Powiadomiony o tym podążyłem natychmiast do ukochanego przyjaciela. Przypomniałem mu matkę, aby przez to wzbudzić w nim wiarę. „Rozumiem cię rzekł, nie chciałbym umrzeć bez sakramentów św., aby nie zasmucić swej matki, ale nie mogę ich przyjąć, bo nie rozumiem już ich znaczenia”.
Słowa te boleśnie napełniły mnie smutkiem i rozpłakałem się. Żal mi było jego duszy, bardzo żal. Następnego dnia przypadała uroczystość św. Edwarda. (13. X.) Ofiarowałem Mszę św. za swego chorego przyjaciela i modliłem się z głębi serca do Pana Boga: „O Wszechmogący, daruj mi dziś duszę Fryderyka!” Poszedłem za chwilę do niego i zastałem go przy śniadaniu. „Kochany przyjacielu, tak zacząłem, dziś są imieniny mego zmarłego brata Edwarda; w tę uroczystość nie odmawiaj mi jedynej prośby”. Odpowiedział: „O cokolwiek błagać będziesz niech się stanie:”, odpowiedział mi. „Podaruj mi twą duszę!” rzekłam. „Rozumiem cię, weź ją!”. „Tymi słowami zakończył mój przyjaciel naszą rozmowę i usiadł zadumany na łóżku. Ja zaś upadłem na kolana i wołałem w duchu do Pana Boga: Weź ją Ty sam, o Boże!”
Podałem choremu krzyż; na jego widok rzewnie się rozpłakał. „Czy wierzysz?” zapytałem go. „Wierzę”, odpowiedział. I wpatrzony w krzyż spowiadał się płacząc. Potem przyjął komunię św. i ostatnie oleje, o które sam prosił.
Od tego czasu stał się Szopen za pomocą łaski Bożej innym człowiekiem, powiedziałbym świętym. Cierpliwość i zdanie się na wolę Bożą nie opuściły go do ostatniej chwili życia. Swoim przyjacielom, którzy go odwiedzali opowiadał o niezmiernym szczęściu, które odczuwa po powrocie do Trójjedynego Boga.

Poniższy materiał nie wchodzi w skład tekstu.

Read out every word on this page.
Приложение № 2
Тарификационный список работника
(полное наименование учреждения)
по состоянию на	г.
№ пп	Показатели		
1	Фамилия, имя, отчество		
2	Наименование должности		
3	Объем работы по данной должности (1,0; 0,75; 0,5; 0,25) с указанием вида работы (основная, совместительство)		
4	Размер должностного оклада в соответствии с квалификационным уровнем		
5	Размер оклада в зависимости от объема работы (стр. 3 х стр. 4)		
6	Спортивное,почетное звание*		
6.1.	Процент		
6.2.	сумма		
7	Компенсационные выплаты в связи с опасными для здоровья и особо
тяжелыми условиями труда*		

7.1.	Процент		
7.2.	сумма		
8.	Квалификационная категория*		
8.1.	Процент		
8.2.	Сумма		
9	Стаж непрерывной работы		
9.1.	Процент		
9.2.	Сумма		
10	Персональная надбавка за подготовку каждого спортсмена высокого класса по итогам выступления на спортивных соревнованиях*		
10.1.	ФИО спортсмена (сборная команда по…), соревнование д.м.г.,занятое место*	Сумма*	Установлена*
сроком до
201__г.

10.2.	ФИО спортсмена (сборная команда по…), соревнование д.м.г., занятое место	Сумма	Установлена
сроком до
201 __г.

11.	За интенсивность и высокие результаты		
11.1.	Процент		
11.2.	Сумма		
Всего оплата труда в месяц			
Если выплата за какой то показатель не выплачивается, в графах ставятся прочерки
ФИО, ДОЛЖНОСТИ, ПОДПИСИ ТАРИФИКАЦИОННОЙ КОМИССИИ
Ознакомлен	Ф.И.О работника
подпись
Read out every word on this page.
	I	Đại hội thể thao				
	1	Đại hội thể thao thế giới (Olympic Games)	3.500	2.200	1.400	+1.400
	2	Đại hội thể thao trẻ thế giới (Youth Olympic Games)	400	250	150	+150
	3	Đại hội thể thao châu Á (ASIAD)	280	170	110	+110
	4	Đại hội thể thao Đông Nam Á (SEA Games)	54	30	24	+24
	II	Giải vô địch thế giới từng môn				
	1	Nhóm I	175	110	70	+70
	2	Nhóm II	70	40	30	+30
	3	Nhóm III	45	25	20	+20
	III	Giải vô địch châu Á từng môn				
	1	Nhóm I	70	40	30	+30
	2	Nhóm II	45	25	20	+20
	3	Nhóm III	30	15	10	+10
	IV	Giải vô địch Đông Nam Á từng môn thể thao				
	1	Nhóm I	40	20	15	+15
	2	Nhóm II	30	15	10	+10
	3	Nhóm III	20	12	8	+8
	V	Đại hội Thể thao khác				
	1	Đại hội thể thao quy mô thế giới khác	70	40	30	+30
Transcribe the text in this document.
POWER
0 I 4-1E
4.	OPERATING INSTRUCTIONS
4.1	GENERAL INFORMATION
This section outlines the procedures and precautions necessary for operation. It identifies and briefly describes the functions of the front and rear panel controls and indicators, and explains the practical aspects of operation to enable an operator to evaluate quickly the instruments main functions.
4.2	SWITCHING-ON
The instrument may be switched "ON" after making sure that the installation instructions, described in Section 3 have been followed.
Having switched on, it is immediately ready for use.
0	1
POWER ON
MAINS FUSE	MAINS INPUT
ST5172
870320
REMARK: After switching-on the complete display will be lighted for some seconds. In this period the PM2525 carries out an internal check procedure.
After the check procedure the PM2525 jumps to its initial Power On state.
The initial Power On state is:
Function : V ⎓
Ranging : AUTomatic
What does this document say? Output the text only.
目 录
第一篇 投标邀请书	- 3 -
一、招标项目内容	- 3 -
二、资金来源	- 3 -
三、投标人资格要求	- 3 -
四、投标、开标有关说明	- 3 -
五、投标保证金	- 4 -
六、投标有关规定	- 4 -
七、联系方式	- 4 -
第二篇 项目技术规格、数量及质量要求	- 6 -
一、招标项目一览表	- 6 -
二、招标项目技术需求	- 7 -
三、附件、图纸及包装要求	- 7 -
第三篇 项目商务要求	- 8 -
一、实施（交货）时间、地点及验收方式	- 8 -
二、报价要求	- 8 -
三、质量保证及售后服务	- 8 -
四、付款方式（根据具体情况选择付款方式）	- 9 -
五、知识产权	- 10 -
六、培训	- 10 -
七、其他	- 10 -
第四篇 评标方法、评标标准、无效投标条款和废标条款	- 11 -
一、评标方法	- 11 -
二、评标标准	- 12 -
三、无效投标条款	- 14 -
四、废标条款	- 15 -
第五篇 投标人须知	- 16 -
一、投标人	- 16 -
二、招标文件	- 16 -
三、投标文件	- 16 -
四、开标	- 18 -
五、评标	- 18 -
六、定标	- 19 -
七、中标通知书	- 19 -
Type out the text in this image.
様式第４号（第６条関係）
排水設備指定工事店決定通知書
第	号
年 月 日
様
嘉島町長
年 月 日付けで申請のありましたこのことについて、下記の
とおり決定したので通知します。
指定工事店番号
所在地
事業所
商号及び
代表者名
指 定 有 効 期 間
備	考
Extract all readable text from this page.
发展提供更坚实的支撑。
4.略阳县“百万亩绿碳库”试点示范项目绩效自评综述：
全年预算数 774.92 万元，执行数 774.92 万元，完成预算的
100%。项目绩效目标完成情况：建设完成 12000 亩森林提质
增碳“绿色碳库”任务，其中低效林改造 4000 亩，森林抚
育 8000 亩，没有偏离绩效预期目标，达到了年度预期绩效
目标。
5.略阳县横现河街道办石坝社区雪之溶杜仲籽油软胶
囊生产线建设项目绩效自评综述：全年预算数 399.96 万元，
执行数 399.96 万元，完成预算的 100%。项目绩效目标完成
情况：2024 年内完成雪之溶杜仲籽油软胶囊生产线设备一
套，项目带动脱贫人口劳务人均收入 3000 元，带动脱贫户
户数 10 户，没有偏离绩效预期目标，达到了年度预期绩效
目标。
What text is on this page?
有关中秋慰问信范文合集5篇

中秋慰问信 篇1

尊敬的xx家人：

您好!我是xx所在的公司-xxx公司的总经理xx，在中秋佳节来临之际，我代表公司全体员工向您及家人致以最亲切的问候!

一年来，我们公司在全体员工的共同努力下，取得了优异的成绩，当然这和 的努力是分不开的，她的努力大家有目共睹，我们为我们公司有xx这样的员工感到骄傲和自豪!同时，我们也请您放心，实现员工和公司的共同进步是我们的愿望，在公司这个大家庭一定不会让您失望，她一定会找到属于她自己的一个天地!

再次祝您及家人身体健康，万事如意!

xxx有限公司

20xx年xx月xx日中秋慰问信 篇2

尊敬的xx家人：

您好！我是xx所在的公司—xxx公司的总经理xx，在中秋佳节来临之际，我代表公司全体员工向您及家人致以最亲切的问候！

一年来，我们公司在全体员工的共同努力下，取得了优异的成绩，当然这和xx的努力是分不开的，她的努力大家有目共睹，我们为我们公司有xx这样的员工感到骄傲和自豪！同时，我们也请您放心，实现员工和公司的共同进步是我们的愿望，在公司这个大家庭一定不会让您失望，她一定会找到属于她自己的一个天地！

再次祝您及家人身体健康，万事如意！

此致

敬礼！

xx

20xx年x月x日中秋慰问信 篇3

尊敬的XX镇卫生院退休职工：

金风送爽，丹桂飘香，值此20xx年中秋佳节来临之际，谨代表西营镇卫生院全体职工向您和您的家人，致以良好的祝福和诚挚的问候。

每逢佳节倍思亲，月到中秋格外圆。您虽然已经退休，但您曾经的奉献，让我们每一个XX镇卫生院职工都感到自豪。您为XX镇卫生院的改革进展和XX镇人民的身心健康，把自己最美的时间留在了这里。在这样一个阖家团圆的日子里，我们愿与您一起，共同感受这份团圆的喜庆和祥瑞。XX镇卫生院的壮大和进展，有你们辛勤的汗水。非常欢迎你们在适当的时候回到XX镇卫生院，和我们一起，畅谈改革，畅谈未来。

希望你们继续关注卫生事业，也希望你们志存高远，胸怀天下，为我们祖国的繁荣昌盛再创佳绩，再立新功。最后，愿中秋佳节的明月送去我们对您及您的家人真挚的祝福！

Mówił również; Przynajmniej nie zejdę z tego świata jak nierozumne zwierzę, lecz umrę jako nawrócony katolik, który się pojednał przed śmiercią z Bogiem”, tak wyraził się raz jeden.
Przez 4. dni i noce przebywałem przy chorym. Konając powtarzał św. imiona Jezusa, Maryi i Józefa, przycisnął potem krzyż do ust i piersi, a oddając już duszę Panu Bogu szeptał: „Jestem przy zdroju szczęścia”.
Grób Fryderyka Chopina na cmentarzu Pere-Lachaise w Paryżu. Przesłany 10 sierpnia 2006. Pobrano z Domeny publicznej.
Co spowodowało nawrócenie Fryderyka? Miłosierdzie Boskie i starania przyjaciela połączone z modlitwą i zapewnie nie na ostatnim miejscu – bardzo religijne wychowanie, które odebrał w młodzieńczych latach, oraz nieustanne modły matki.
O tych dwóch ostatnich przyczynach nigdy nie zapominaj, matko chrześcijanko! Prowadź dziatki swe już w najmłodszym wieku do Boga, ucz je modliwtwy i mów im o o nieskończonej miłości Jezusa Chrystusa. Ugruntuj matko silnie i głęboko w ich młodocianych sercach wiarę katolicką i dawaj im sama dobry przykład !
A gdy mimo starań, któreś z twoich dzieci zejdzie na bezdroża, nie trać nadziei, módl się za nie, bo kto prosi ten otrzyma.